Just as in this case, most rare disorder associations are staffed by patients and families of patients. Information, although available, may be disjointed and difficult to understand. These organizations also tend to be small and may not have a Chris Hempel as a member; but many share similar issues and could benefit from “cross pollination” under an umbrella group like NORD (the National Organization of Rare Disorders).
Gilles, I’m just catching up with this post. You’re right, it’s a powerful teaching example. We who grew up thinking docs must know all the info worth knowing… well, we’ve got another think coming.

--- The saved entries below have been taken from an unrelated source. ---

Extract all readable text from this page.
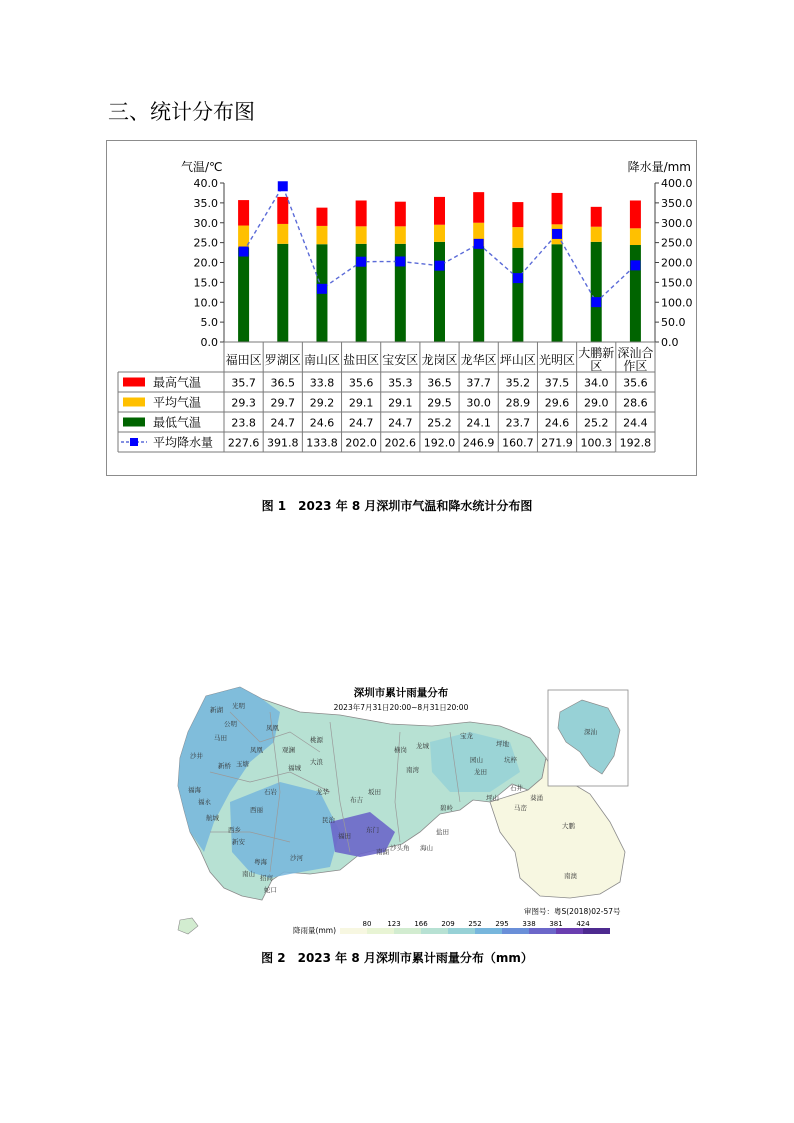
三、统计分布图
气温/℃	降水量/mm
0.0
5.0
10.0
15.0
20.0
25.0
30.0
35.0
40.0
0.0
50.0
100.0
150.0
200.0
250.0
300.0
350.0
400.0
福田区 罗湖区 南山区 盐田区 宝安区 龙岗区 龙华区 坪山区 光明区 大鹏新
区
深汕合
作区
最高气温	35.7 36.5 33.8 35.6 35.3 36.5 37.7 35.2 37.5 34.0 35.6
平均气温	29.3 29.7 29.2 29.1 29.1 29.5 30.0 28.9 29.6 29.0 28.6
最低气温	23.8 24.7 24.6 24.7 24.7 25.2 24.1 23.7 24.6 25.2 24.4
平均降水量 227.6 391.8 133.8 202.0 202.6 192.0 246.9 160.7 271.9 100.3 192.8
图 1　2023 年 8 月深圳市气温和降水统计分布图
深圳市累计雨量分布
2023年7月31日20:00~8月31日20:00
审图号：粤S(2018)02-57号
公明
沙井
新桥
福海
福永
航城
西乡
新安
南山 招商
蛇口
粤海	沙河
石岩
玉塘
凤凰
光明
马田
凤凰
观澜
福城
大浪
龙华
民治
福田
东门
南湖
布吉
坂田
南湾
横岗 龙城
宝龙
园山
坪地
坑梓
龙田
坪山
石井
葵涌
大鹏
南澳
马峦
碧岭
盐田
海山
沙头角
深汕
桃源
西丽
新湖
降雨量(mm)
80 123 166 209 252 295 338 381 424
图 2　2023 年 8 月深圳市累计雨量分布（mm）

I traced over to the original WSJ article, and ha ha ha, we got one on them. They say “Researchers at Pfizer were developing Viagra to treat high blood pressure when they noticed during early tests that it treated impotence.” They noticed? Tom Ferguson reported in 2002 (cited in the white paper Chapter 5) that it was patients who reported the unexpected side effect that made the drug so popular – and not for BP (or angina, as Tom reported it).
My takeaway, as the white paper and the WSJ article make clear, there are enormous amounts of clinical research results that are unpublished, some of which never will be published, and others that are published and unknown, that could save lives.
And: nobody could possibly build a business model to justify hunting down that information – but patients sure can.
Knowledgeable patients can make a phenomenal contribution in such cases. Thanks.
Dave,
part of the presentation that Norman did to Novartis regarding his new scale of the severity of side effects: “It introduced a new scale for rating the severity of side effects from the patient’s point of view, as opposed to the clinical trial toxicity standards established by the National Cancer Institute.
This last point requires some explanation. Scherzer, trained to conduct population studies, looked for the existing instruments used to report the severity of side effects. They were available from the National Cancer Institute, but Scherzer was surprised to find that side effect measurements were focused exclusively upon toxicity as opposed to quality of life. For example, a patient who developed diarrhea several times a day, every day, on an indefinite basis would be rated a one on the NCI Toxicity Scale of one through five, with five being death and one being the mildest rating. As an alternative Scherzer adapted a common pain-management rating scale of one to ten, with one being the mildest and ten the most intolerable and then asked Gleevec patients to rate a number of possible side effects using this scale. A situation like the one described above would rank as an eight or higher using this scale.”
Clearly the scale he invented was much more in tune with the experience of patients who were now living the unexpected life of patients suffering from a chronic condition instead of having to deal in an accute way with the side effects of a chemotherapy treatment.
There are many examples of great innvovation in patients communities. It;s just that no one has really payed systematic attention to it. Hopefully this will change now.
Gilles and e-P. Dave,
What a wonderful story and I very much look forward to reading the full version in the Journal of Participatory Medicine.
However, the physician buyout will be the difficult route, particularly when looking for measurable results that can be justifiably used on our patients. Even then, what composition of the patient population is empowered and capable of pursuing this route?